La cena è servita al Friuli...

Benvenuti nella mia cucina! Oggi vi spiegherò come fare per cucinare un ottima “zuppa di primo posto”.

Versare in campo (el) 92 dosi di voglia di emergere come futuro fenomeno della Nazionale
Aggiungere 21 (maxi) parti di voglia di prendere l’ultimo treno per la gloria
Condire con semi (algerini) di piede sinistro
Rifinire con abbondanti dosi di palle quadrate a centrocampo
Cuocere a fuoco veloce, molto veloce, non alla maniera olandese
Servire in tavola il primo posto provvisorio in classifica.

Sembra facile, no?
Purtroppo Allegri non è ancora un grande chef, ma si sa, gli han fatto la spesa al discount!

C’è da dire che oggi Allegri ha impostato una squadra bruttina, troppo compassata sul piano del gioco.
Questo è diretta conseguenza del fatto che l’unico motore di (non) gioco è stato Clarence “culone” Seedorf, coadiuvato da Urby “ma non troppo” Emanuelson.
Urby si sbatte, ma non troppo. Copre, ma non troppo. Pressa, ma non troppo. Si inserisce, ma non troppo. Insomma è un buon giocatore, ma non troppo.
Invece Clarence è lento come un culone, non pressa come un culone, tira storto come un culone, si lamenta come un culone e in definitiva è un culone.
Eccoli, gli ingredienti del discount che rischiano di rovinare un ottimo piatto di portata.

Il Ras della Fossa si lecca i baffi...

Il mister, dicevamo. Anche lui, per carità, non è male come cuoco, suvvia. L’anno scorso ci ha saziati di uno scudetto “pane e salame”: niente piatti raffinati, solo un sostanzioso piatto di carne svedese, condito qua e là da saltuarie portate brasiliane.
Quest’anno invece si è finalmente deciso a portare in tavola un po’ di spezie nordafricane, prelibatezze egizie che fan leccare i baffi anche del più difficile dei buongustai rossoneri.

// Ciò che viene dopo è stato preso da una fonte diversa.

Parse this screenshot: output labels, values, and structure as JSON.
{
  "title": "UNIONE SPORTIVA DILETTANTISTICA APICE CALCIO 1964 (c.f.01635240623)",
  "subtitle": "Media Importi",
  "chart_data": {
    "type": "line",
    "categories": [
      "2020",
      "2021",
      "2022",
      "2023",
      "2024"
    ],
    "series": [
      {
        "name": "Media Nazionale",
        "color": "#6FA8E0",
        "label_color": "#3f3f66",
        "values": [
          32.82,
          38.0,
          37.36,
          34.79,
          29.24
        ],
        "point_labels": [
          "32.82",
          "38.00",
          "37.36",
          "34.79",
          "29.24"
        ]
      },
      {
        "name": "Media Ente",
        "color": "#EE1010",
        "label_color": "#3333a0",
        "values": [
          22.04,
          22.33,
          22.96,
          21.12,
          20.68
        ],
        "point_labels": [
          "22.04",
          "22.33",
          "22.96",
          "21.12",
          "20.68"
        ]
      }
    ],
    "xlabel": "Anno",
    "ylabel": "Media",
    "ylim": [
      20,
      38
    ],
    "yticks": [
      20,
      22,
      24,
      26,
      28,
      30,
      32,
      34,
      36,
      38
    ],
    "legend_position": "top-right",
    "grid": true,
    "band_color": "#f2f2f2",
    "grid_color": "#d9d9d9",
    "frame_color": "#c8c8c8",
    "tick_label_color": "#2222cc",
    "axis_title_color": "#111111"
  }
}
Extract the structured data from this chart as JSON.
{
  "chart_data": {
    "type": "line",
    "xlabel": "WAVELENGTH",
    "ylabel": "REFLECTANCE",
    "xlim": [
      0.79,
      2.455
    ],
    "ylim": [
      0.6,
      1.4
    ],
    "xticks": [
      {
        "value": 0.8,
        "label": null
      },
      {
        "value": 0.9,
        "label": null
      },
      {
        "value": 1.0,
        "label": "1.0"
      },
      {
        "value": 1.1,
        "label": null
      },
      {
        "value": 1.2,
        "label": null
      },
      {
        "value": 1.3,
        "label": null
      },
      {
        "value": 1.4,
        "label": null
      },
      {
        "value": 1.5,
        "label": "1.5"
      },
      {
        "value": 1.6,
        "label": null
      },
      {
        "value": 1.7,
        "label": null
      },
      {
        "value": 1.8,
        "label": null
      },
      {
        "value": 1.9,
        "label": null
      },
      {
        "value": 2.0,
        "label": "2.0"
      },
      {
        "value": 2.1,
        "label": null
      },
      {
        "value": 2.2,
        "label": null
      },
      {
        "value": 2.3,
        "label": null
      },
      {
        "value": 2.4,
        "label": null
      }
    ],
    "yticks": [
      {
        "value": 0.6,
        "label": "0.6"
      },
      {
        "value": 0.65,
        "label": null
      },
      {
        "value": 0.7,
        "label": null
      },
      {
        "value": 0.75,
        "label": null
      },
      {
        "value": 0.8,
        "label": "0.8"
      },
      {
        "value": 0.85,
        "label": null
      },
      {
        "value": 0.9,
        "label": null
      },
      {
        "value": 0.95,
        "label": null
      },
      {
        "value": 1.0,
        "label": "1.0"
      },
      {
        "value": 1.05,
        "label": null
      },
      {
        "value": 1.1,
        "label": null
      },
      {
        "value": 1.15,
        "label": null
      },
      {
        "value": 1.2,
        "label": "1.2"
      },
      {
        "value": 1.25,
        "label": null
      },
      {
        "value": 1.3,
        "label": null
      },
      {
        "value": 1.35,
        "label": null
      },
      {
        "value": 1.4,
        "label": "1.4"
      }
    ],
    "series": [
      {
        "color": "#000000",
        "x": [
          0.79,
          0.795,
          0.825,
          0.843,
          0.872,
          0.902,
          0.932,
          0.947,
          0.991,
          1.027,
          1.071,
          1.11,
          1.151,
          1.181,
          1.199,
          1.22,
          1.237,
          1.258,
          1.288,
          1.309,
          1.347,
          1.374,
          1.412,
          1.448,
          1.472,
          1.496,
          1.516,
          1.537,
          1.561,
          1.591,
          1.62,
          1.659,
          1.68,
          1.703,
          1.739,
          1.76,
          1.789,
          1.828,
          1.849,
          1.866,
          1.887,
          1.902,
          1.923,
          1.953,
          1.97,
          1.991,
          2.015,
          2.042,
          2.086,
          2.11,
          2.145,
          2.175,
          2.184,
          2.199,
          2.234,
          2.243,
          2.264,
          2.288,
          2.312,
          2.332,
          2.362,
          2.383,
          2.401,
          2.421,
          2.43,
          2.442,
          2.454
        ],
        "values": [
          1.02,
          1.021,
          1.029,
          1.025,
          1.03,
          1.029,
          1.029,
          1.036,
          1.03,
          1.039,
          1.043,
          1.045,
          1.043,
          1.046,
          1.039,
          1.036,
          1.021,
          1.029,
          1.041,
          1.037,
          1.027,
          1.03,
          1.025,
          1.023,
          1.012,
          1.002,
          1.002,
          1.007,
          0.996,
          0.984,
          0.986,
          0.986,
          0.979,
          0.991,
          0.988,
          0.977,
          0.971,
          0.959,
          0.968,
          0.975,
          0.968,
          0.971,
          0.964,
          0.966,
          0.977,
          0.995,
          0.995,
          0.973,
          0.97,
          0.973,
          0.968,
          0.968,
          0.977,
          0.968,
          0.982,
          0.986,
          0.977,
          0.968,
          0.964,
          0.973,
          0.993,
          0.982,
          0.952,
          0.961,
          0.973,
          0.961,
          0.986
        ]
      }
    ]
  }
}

E’ adesso arrivato il momento di cimentarsi con qualcosa di più raffinato, altrimenti sarà difficile sfondare nei ristoranti londinesi, questo mercoledì. Mi auguro però che il nostro mister-cuoco, forse ancora troppo avvezzo alle oneste trattorie di provincia, non faccia come oggi a Udine, con quei cambi inspiegabili (Maxi per Nocerino anziché per Culone, e comunque dentro troppo tardi, e poi Bonera per Robinho, lasciando in campo uno spompatissimo Abate; aveva più senso Maxi per Robinho fin da subito, e poi Bonera a destra a far rifiatare Ignazio), cambi ai quali sembra esser allergico ultimamente.

Per oggi siamo sazi, anche se il nostro palato non è del tutto soddisfatto.
E comunque alla Juve hanno fame, molta fame. Quest’anno sono voraci, un anno alla mensa dei poveri fa miracoli…
Spero solo che non tocchi a noi alla fine pagare il conto.